Taxes can dramatically shrink your legacy. But a legacy protection strategy can help minimize taxation and maximize the assets you leave behind.
Is Legacy Protection for Everyone?
Legacy protection may work best for people who:
- Have reached retirement age;
- Live comfortably on other retirement income;
- Do not need additional income; and
- Have designated certain assets for family members or charities.
Legacy Protection Addresses Retirement Plan Taxes
Traditional IRAs and qualified retirement plans—401(k)s, profit sharing plans, etc.—are very efficient accumulation vehicles for retirement. Untaxed dollars are used to fund the plan, and income taxes are deferred as long as the funds remain in the plan.
But, these retirement plans become inefficient when funds are distributed at retirement. And at death, funds in these plans may be subject to double taxation—both income and transfer taxes. If you die with money in a qualified plan, income tax may be taken out when funds are distributed to beneficiaries. And if your estate is large enough, transfer taxes—like federal estate and state inheritance taxes—may also come into play.
A Potential Solution: Legacy Protection
If you want to preserve the hard-earned assets from your traditional IRA or 401(k) to pass on to your beneficiaries, you need a strategy to help maximize their value and minimize the effects of taxation. Legacy protection strategies make preserving your assets—and your legacy—possible by turning traditional IRAs and other qualified retirement plans into an asset that is more tax-efficient—a life insurance policy that passes income tax-free to your beneficiaries.
Legacy Protection Preserves Required Minimum Distributions
Income and transfer taxes are not all you should be concerned with when it comes to retirement plans: after you reach age 70 1/2, annual distributions must also be taken from traditional IRAs and most qualified retirement plans. So, whether you actually need these distributions or not, the IRS requires that you take part of the account each year anyway.

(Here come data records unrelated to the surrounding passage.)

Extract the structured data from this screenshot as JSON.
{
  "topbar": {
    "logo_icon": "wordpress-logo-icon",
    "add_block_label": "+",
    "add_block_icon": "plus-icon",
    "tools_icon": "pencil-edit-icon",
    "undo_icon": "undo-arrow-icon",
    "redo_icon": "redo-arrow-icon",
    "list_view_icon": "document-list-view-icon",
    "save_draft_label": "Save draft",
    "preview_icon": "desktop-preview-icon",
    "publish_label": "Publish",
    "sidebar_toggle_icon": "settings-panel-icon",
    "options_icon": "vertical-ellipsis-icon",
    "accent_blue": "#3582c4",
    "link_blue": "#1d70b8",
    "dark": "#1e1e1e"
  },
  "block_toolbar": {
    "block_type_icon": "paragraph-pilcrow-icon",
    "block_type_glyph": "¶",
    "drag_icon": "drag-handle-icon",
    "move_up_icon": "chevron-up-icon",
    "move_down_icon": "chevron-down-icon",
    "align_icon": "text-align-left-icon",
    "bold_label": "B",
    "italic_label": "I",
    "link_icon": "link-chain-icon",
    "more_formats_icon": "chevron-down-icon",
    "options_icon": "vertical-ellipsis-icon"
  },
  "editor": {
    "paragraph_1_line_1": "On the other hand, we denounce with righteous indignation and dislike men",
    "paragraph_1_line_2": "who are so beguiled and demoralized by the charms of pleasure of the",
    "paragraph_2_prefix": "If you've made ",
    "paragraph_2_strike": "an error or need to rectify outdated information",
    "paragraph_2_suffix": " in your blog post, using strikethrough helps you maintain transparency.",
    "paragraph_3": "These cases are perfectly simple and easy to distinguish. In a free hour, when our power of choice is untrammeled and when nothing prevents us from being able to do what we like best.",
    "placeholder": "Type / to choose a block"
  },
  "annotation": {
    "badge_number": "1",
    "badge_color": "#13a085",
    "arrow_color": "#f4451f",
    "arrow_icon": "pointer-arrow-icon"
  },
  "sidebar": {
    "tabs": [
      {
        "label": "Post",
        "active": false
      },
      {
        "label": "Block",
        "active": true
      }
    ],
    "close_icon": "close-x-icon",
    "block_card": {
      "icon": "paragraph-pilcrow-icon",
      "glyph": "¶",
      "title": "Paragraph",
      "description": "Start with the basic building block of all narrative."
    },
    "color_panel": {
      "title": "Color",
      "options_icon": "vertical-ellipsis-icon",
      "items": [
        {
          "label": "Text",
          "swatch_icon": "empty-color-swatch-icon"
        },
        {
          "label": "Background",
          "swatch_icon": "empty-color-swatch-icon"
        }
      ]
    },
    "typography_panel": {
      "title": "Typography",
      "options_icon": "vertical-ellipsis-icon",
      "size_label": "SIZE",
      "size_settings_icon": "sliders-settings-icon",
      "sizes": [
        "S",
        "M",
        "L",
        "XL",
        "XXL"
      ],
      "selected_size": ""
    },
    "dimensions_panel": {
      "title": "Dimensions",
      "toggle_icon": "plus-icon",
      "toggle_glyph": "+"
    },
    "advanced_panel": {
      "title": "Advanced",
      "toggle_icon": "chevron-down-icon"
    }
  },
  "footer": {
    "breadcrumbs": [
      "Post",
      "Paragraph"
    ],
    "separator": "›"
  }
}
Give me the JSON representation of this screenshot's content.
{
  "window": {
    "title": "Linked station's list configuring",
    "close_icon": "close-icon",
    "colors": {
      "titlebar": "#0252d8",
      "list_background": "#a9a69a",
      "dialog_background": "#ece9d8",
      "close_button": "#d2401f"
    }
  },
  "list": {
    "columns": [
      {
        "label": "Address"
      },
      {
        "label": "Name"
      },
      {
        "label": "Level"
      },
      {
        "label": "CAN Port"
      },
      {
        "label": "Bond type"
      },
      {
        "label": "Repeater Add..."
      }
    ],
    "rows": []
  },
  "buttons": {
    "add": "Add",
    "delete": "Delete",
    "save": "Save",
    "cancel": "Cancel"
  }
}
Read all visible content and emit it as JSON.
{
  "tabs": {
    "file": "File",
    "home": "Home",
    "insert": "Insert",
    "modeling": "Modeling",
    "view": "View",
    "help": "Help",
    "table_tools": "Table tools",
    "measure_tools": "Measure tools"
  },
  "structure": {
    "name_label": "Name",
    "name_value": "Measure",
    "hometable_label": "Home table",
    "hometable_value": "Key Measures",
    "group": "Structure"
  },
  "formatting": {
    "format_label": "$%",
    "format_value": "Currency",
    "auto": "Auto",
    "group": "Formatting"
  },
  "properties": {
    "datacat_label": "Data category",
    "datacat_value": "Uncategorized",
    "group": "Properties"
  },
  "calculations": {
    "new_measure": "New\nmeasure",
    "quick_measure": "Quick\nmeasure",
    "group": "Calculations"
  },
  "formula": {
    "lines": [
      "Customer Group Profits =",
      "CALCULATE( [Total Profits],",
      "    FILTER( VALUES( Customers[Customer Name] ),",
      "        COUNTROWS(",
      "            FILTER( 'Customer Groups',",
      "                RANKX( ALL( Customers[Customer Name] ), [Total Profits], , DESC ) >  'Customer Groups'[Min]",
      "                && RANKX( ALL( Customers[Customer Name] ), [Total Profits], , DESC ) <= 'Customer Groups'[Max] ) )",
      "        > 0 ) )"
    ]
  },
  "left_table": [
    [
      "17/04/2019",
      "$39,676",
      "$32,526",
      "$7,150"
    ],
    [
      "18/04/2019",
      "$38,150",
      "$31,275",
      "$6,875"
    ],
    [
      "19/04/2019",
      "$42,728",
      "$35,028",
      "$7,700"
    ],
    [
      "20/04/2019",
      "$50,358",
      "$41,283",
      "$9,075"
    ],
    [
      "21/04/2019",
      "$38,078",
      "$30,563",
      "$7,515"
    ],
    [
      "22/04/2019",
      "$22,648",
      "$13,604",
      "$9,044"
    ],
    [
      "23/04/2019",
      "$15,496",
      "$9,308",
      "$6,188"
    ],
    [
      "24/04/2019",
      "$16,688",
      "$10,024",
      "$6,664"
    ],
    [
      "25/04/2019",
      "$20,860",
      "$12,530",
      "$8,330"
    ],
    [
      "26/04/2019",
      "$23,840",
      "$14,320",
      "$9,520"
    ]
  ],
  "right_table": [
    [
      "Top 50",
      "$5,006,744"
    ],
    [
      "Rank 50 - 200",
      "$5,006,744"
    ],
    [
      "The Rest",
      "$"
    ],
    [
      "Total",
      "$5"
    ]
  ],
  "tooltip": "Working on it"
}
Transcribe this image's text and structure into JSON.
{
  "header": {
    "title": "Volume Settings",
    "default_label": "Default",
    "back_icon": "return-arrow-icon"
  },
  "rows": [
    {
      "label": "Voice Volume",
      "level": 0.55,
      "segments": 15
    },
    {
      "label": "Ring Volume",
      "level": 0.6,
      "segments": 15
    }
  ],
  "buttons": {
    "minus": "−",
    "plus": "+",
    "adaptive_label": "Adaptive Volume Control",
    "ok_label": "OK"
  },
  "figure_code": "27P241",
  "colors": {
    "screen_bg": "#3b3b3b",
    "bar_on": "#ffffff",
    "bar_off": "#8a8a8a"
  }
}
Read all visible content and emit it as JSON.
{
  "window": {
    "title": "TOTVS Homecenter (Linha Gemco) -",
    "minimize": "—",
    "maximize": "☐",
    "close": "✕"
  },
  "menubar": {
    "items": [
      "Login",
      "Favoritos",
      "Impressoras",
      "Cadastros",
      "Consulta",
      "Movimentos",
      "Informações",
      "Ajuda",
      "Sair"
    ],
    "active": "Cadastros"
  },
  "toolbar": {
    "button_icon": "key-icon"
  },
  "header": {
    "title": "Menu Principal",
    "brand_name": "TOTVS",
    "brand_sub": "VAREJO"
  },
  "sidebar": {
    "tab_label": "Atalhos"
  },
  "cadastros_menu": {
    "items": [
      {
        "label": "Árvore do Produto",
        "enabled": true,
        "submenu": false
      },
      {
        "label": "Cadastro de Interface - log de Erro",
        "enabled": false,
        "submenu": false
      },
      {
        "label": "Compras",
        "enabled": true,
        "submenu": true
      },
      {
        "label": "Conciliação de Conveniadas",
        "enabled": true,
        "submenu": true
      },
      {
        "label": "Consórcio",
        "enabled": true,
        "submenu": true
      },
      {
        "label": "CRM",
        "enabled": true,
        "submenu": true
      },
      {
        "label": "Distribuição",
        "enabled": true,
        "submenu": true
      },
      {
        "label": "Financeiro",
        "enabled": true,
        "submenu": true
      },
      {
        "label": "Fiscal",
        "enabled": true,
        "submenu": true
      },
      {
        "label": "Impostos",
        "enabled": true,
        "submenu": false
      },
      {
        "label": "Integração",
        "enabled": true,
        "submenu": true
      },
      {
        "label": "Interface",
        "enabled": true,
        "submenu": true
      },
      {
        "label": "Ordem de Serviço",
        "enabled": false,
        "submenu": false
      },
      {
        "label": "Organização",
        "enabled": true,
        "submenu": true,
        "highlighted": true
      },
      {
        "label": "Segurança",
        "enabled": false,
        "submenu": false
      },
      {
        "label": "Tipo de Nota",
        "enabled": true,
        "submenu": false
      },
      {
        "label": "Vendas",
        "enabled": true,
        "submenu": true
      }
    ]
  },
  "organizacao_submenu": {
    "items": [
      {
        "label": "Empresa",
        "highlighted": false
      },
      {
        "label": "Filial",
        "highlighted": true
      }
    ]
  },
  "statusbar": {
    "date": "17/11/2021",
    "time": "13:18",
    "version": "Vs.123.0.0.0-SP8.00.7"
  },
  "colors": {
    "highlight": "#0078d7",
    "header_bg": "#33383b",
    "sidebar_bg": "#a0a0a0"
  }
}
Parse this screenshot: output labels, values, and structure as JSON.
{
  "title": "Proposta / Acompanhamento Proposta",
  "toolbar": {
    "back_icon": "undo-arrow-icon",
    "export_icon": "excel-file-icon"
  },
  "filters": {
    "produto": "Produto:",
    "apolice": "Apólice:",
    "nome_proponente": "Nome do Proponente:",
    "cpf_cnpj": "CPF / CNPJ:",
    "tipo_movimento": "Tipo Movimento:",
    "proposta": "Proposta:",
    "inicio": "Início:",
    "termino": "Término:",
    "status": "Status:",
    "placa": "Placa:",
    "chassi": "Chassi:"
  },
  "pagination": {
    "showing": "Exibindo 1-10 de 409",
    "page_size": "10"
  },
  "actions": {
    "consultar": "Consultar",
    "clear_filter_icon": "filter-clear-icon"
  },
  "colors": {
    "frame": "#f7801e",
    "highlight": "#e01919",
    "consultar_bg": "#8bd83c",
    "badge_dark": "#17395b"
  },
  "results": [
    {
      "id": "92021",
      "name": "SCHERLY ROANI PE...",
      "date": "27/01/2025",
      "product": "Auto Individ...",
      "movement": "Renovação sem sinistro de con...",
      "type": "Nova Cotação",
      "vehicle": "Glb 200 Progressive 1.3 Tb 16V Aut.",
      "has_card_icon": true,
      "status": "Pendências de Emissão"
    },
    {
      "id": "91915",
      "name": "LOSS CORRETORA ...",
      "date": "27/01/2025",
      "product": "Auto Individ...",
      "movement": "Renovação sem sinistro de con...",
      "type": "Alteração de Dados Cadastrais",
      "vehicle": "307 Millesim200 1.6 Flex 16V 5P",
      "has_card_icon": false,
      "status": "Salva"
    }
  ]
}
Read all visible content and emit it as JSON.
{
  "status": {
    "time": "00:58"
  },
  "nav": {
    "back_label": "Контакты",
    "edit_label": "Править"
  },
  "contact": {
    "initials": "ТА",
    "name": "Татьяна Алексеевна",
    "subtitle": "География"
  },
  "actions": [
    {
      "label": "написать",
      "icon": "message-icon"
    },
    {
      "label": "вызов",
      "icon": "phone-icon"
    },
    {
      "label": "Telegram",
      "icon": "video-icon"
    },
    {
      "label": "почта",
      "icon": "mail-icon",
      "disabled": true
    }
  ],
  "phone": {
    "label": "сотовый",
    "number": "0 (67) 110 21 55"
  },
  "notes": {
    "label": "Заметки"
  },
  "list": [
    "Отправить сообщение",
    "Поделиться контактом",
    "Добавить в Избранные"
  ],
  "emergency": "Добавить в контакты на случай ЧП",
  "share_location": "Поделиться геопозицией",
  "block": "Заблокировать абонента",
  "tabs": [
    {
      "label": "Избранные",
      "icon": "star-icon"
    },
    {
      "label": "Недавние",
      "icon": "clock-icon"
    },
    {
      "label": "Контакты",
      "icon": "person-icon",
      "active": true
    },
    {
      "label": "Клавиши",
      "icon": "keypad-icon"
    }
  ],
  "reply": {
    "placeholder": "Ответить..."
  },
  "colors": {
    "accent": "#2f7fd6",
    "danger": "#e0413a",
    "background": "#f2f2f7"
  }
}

This is called a required minimum distribution or RMD.
If you don't take a required minimum distribution, it means your distribution assets will be taxed again. This time a whopping 50 percent penalty tax is taken from any amount you were required to withdraw, but didn't.
So with RMDs, you may not need the money right away—but you're required to take the distribution specified by the IRS and pay current income taxes on it. If you don't take the distribution, you'll pay an even more punitive tax penalty.
A Potential Solution: Legacy Protection
There is a way to use the required minimum distribution to help maximize the inheritance you leave to beneficiaries. Legacy protection lets you place retirement funds in one of the most tax-efficient vehicles for transferring assets—a life insurance policy. By using the after-tax amount of your RMD to purchase life insurance, you help maximize your legacy and avoid transfer taxes. Properly designed and funded, life insurance passes tax-free to beneficiaries—helping preserve the legacy you intended for them to enjoy.
As you can see, taxes may dramatically shrink your legacy. Whether you want to leave assets to your children and grandchildren, or support your church or a charitable organization, legacy protection helps increase the legacy and can help stop the drain on your retirement assets.